Use case or problem
I use Markdown links (no Wikilinks) within my vault. I often create a TOC (Table of Content) to link to specific headings in the same file. I start typing [[
, followed by #
to see a list of headings in that file. These relative links work in general, but there are some cases when they don’t.
For example, if the note headings are:
## Header - Example
### A subtitle?
## Another Topic
### A subtitle
the links I get are:
- [Header - Example](#Header%20-%20Example)
- [A subtitle](#A%20subtitle)
- [Another Topic](#Another%20Topic)
- [A subtitle](#A%20subtitle)
As you can see, level 3 headers use the same anchor!
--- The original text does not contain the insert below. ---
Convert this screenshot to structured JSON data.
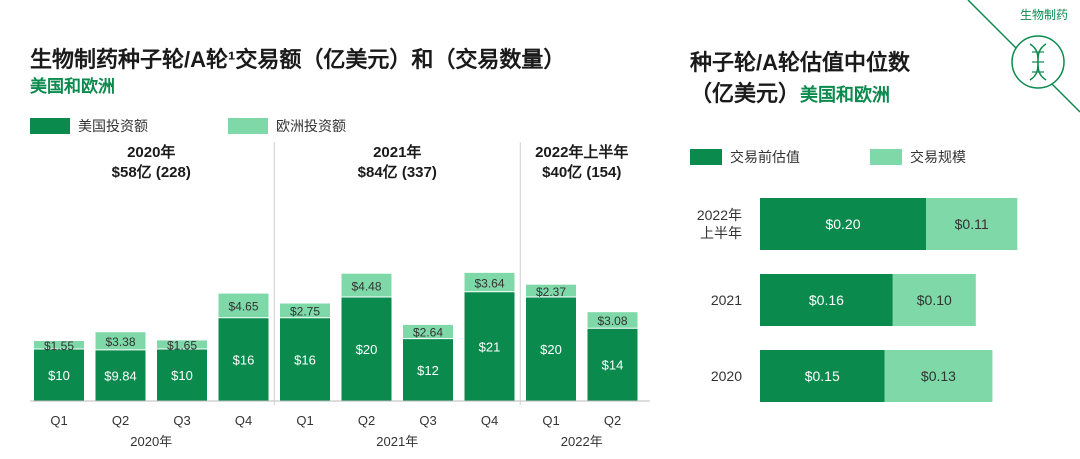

So both links point to the first heading “A subtitle?”.
Proposed solution
Implicit heading id generation: This process defines a unique id for each MD heading that can be used as an anchor for links.
I’ve seen it in multiples places (StackOverflow, GiHub Gist, GitLab, VS Code) a mostly standardized set of rules to create this ids automatically from the heading text.
- punctuation marks will be dropped (Remove anything that is not a letter, number, space or hyphen, like
:
,,
,'
,)
- leading white spaces will be dropped
- upper case will be converted to lower
- spaces between letters will be converted to hyphen
-
- If the same id has already been generated, a hyphen
-
and a unique incrementing number (starting at 1) are appended.
The TOC for the example use case with implicit heading ids should be:
- [Header - Example](#header---example)
- [A subtitle?](#a-subtitle)
- [Another Topic](#another-topic)
- [A subtitle](#a-subtitle-1)
Current workaround (optional)
Renaming them to make each clearly different for Obsidian is an alternative. Nevertheless, I also dislike the %20
replacing every space character. I’d prefer the hyphen because it creates a more readable id.
I can get a TOC with an appropriate and unique id for every heading pasting the full MD content in nGitHubTOC. But Obsidian doesn’t support them (I’ve tried it in VS Code and it worked!).
Check the nGitHubTOC.js file for the implementation.